Coliseum Capital Issues Open Letter to Board of R1 RCM on Offer by New Mountain to Acquire the Company for $13.75 Per Share


Coliseum Capital Management, LLC ("Coliseum"), one of the largest shareholders of R1 RCM Inc. (NASDAQ: RCM) ("Company"), today announced that it has issued an open letter to the Company's Board of Directors.

In its letter, Coliseum states that it believes the offer by New Mountain Capital, L.L.C. to acquire the Company for cash consideration of $13.75 per share significantly undervalues the Company. The letter also expresses support for the Company's Board of Directors, management team, and strategy for shareholder value creation. Coliseum encourages the Board of Directors to stand firm and require a materially higher price, or reject the offer and stay the course as a public company.

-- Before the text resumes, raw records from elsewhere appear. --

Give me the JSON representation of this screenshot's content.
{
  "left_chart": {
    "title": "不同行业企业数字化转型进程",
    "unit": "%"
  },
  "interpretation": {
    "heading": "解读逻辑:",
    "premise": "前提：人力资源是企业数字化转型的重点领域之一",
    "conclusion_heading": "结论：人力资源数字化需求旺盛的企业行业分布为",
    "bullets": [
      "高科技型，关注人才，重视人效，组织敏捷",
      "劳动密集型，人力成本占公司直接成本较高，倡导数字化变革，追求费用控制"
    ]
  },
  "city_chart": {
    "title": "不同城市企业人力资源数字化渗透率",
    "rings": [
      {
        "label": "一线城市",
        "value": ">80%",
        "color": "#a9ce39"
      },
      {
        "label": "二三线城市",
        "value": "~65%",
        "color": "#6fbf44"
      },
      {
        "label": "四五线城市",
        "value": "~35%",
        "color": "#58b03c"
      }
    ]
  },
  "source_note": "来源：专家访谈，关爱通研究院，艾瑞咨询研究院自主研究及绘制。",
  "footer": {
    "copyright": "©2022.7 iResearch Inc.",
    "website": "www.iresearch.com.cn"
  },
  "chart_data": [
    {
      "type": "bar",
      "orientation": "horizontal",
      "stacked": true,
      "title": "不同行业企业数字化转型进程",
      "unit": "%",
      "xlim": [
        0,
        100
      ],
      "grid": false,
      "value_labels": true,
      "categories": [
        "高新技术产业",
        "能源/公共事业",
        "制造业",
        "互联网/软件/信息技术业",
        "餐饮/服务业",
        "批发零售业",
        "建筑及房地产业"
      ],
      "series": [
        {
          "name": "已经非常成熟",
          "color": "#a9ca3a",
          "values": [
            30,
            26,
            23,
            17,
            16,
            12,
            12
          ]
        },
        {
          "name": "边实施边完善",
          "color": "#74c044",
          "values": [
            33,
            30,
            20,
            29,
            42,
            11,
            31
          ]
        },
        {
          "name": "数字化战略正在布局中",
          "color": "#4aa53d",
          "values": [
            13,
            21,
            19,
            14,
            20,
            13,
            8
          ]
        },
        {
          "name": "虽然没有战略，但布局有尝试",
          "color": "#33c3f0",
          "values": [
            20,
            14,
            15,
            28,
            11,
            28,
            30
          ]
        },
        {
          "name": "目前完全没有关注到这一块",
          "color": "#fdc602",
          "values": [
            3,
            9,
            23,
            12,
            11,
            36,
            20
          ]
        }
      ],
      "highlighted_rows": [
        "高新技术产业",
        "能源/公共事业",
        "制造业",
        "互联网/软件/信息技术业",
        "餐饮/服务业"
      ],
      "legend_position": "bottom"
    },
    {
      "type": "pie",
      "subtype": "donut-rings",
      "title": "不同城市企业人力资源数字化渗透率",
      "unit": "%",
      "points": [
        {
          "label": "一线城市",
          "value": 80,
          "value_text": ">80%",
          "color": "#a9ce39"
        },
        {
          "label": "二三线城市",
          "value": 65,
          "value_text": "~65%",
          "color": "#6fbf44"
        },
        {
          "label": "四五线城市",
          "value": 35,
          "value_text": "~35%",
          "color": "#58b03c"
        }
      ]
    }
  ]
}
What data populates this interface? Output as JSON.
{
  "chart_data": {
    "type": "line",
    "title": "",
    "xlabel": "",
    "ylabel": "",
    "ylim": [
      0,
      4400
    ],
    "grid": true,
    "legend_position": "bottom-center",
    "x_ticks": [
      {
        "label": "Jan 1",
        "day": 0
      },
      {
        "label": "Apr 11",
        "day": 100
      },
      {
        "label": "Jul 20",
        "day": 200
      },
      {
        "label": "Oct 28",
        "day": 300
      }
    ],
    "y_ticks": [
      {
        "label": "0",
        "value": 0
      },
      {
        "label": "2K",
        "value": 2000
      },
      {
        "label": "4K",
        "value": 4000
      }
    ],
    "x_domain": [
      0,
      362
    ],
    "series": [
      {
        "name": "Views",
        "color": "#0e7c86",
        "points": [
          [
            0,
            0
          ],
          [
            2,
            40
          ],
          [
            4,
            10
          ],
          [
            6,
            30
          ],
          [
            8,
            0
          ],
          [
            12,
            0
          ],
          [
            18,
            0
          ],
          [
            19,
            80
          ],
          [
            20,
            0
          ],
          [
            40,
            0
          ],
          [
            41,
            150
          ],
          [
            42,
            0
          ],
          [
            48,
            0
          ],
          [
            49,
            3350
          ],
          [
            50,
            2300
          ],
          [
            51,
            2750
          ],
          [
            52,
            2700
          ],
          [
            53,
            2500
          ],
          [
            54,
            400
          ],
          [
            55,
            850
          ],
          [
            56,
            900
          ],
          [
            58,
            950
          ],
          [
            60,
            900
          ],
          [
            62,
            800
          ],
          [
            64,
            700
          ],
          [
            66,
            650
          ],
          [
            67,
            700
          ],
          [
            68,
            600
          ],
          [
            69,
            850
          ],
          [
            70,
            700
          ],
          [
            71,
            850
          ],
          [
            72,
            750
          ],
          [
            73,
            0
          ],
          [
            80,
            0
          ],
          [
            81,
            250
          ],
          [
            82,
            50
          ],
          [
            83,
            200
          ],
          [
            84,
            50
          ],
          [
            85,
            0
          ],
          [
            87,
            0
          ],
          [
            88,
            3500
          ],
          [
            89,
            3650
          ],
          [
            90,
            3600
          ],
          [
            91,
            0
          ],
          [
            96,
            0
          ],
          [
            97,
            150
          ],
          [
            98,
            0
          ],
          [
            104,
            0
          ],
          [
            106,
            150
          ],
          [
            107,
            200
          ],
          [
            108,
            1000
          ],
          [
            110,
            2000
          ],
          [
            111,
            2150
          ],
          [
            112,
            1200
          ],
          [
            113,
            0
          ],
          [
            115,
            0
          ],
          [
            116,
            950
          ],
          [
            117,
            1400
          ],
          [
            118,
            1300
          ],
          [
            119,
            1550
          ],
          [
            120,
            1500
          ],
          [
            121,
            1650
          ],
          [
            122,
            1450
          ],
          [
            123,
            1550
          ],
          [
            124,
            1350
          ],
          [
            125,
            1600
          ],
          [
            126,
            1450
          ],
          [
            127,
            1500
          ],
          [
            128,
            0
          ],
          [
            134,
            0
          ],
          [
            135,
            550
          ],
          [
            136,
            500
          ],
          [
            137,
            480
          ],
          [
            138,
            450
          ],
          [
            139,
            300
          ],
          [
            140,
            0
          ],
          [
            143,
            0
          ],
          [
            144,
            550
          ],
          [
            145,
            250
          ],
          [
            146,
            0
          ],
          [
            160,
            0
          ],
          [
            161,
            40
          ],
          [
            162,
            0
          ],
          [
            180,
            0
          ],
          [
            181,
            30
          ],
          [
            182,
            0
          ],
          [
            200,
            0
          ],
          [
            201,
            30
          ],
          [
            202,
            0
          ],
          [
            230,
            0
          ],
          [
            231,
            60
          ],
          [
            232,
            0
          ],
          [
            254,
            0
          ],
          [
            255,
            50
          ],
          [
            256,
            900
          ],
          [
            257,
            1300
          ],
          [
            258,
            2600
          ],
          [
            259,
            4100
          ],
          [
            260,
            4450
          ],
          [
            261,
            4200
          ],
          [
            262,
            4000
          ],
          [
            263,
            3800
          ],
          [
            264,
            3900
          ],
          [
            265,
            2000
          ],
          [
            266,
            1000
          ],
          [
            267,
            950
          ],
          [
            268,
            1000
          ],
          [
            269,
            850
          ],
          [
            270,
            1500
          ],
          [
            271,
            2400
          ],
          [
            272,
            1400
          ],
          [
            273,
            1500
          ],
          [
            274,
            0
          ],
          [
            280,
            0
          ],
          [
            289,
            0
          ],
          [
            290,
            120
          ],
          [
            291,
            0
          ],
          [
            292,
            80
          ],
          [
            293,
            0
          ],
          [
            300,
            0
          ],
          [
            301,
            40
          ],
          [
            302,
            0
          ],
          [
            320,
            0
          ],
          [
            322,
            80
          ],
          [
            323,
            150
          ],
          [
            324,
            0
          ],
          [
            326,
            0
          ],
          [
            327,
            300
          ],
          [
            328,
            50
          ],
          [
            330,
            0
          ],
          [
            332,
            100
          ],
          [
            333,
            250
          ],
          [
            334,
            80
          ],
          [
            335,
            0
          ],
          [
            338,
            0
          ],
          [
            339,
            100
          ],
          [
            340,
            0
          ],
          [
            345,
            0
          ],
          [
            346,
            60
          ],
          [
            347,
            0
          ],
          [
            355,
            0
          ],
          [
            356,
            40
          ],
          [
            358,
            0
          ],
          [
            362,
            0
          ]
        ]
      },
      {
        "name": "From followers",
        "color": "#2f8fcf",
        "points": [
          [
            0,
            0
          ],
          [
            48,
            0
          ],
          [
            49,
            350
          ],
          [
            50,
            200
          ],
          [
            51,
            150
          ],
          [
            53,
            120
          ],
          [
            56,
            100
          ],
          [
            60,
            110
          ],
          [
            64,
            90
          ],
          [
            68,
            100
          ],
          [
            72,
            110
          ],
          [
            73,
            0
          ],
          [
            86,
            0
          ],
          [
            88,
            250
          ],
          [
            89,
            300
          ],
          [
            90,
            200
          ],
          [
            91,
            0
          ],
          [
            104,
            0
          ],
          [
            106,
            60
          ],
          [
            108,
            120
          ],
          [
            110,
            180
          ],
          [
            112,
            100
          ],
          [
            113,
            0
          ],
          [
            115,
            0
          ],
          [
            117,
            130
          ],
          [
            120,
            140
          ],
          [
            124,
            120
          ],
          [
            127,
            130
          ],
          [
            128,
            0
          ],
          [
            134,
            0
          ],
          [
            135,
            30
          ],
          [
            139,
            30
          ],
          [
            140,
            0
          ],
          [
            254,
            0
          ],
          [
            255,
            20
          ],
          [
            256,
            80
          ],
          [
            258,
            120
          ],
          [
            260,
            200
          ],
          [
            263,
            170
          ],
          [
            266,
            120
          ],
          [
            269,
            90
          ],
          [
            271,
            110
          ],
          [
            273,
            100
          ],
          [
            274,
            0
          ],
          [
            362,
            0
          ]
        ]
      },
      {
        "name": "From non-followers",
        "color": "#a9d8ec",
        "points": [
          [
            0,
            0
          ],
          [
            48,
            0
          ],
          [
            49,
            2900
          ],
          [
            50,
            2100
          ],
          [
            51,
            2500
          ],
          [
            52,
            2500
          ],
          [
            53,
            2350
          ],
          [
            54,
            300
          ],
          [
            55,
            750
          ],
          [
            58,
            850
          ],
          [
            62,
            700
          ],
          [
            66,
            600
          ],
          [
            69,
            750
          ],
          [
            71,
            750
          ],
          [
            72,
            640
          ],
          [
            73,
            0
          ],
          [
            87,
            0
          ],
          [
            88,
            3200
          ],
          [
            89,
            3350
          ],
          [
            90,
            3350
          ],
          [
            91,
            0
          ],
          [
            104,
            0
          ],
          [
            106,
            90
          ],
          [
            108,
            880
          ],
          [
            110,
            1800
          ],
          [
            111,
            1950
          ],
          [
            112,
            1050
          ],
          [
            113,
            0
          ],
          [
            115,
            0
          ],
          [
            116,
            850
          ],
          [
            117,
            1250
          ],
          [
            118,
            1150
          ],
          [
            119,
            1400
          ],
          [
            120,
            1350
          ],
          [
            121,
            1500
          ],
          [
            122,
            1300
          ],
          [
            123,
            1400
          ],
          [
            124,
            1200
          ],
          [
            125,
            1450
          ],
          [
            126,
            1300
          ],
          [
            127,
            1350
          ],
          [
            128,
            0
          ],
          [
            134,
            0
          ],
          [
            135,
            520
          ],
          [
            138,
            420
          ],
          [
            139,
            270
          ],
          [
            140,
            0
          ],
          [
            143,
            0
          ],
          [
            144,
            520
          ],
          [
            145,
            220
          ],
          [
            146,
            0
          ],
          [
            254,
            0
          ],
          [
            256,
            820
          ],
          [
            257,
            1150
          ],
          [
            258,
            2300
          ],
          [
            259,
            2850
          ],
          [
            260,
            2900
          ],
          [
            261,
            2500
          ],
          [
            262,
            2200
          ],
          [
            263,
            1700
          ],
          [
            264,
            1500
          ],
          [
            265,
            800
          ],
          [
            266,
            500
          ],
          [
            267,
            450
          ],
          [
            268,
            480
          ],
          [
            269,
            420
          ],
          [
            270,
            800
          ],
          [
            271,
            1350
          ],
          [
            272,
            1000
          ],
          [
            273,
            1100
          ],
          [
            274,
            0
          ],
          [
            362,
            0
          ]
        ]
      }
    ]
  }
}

The full text of the letter is set forth below.

February 26, 2024

R1 RCM Inc.
434 W. Ascension Way, 6th Floor
Murray, Utah 84123
Attn: Board of Directors

Ladies and Gentlemen:

We are writing on behalf of Coliseum Capital Management, LLC which, through its managed funds and accounts, beneficially owns over 10 million shares of common stock of R1 RCM Inc. ("R1" or the "Company"). As such, we are in aggregate, one of the five largest shareholders.

We have reviewed the Amended 13D filed this morning by New Mountain Capital, L.L.C. proposing a transaction under which all of the outstanding shares of R1 would be acquired for cash consideration of $13.75 per share. We believe this proposal meaningfully undervalues the Company and is not in the best interest of shareholders.

As we have shared with management in multiple meetings, we are excited about R1's current strategy and longer-term prospects, and impressed by Lee Rivas, Jennifer Williams and the broader team. Furthermore, we support the current Board of Directors and your efforts in building the business for the benefit of all shareholders. R1 is on a compelling trajectory, and we have deep conviction in management's ability to execute and create durable shareholder value over the coming years.

We encourage the Board of Directors to stand firm and require a materially higher price, or reject the offer and stay the course as a public company. To be clear, given the strength of R1's business prospects, we believe remaining public and driving forward the existing strategy will result in greater value for all shareholders than accepting a price at or near the current offer.

We appreciate your consideration of our views, which come in the genuine spirit of partnership. We look forward to remaining supportive shareholders and thank you for your leadership.